Dražen Podunavac

Personal information
- Full name: Dražen Podunavac
- Date of birth: 30 April 1969 (age 57)
- Place of birth: SFR Yugoslavia
- Position: Defender

Senior career*
- Years: Team / Apps / (Gls)
- 1989–1991: Osijek / 8 / (0)
- 1991–1992: Spartak Subotica / 17 / (0)
- 1992–1995: OFK Beograd / 80 / (4)
- 1994: → FH (loan) / 16 / (1)
- 1995–1996: Red Star Belgrade / 20 / (1)
- 1996: Daewoo Royals / 15 / (0)
- 1997–1998: Rad / 32 / (0)
- 1998–1999: ILTEX Lykoi
- 1999: OFK Beograd / 8 / (0)
- 1999–2001: Chemnitzer FC / 43 / (0)

= Dražen Podunavac =

Serbian footballer (born 1969)

Dražen Podunavac (Дражен Подунавац; born 30 April 1969) is a Serbian retired footballer.

==Career==
He played with NK Osijek in the Yugoslav First League, FK Spartak Subotica, Red Star Belgrade, FK Rad and OFK Beograd in the First League of FR Yugoslavia, with Fimleikafélag Hafnarfjarðar in Iceland with Pusan Daewoo Royals in the K-League.
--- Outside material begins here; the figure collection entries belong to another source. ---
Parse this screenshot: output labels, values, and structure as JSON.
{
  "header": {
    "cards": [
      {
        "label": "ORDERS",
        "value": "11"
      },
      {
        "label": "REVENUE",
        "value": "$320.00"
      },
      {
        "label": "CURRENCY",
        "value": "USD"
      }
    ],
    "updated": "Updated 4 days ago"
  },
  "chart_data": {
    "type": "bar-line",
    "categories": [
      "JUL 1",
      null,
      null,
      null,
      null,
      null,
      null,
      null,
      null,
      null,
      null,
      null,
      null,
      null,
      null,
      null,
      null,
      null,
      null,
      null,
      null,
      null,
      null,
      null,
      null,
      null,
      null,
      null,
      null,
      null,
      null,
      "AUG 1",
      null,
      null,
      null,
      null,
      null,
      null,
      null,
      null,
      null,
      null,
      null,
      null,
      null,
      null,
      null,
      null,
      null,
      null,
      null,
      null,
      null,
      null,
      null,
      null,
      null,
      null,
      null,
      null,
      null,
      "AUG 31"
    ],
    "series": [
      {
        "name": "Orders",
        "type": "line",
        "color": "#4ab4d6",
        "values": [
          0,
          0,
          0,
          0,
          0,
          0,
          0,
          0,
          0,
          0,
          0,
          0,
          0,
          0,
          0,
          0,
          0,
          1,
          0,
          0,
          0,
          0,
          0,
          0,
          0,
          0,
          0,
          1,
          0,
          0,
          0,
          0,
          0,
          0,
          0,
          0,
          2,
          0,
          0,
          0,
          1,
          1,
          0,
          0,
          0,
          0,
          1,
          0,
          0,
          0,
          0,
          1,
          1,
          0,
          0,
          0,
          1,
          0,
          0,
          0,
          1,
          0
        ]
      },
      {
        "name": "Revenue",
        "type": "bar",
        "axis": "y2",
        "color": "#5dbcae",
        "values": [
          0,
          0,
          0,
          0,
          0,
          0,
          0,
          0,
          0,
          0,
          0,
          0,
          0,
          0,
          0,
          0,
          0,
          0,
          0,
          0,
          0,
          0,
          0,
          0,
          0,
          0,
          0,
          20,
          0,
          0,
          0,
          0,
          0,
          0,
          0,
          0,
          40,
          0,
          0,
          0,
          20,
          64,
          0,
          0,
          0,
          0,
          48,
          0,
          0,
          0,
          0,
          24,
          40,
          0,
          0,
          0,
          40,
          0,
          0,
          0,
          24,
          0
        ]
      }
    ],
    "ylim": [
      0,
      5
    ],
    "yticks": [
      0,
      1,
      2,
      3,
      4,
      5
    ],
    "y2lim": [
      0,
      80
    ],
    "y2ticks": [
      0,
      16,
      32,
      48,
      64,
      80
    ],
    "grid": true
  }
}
Greek side ILTEX Lykoi and with Chemnitzer FC in the German 2. Bundesliga. He arrived to Chemnitzer in November 1999. He played with OFK the first half of the 1999–2000 First League of FR Yugoslavia.

He played with Red Star Belgrade in the 1995–96 season.

After retiring, he was the sporting director of OFK Beograd.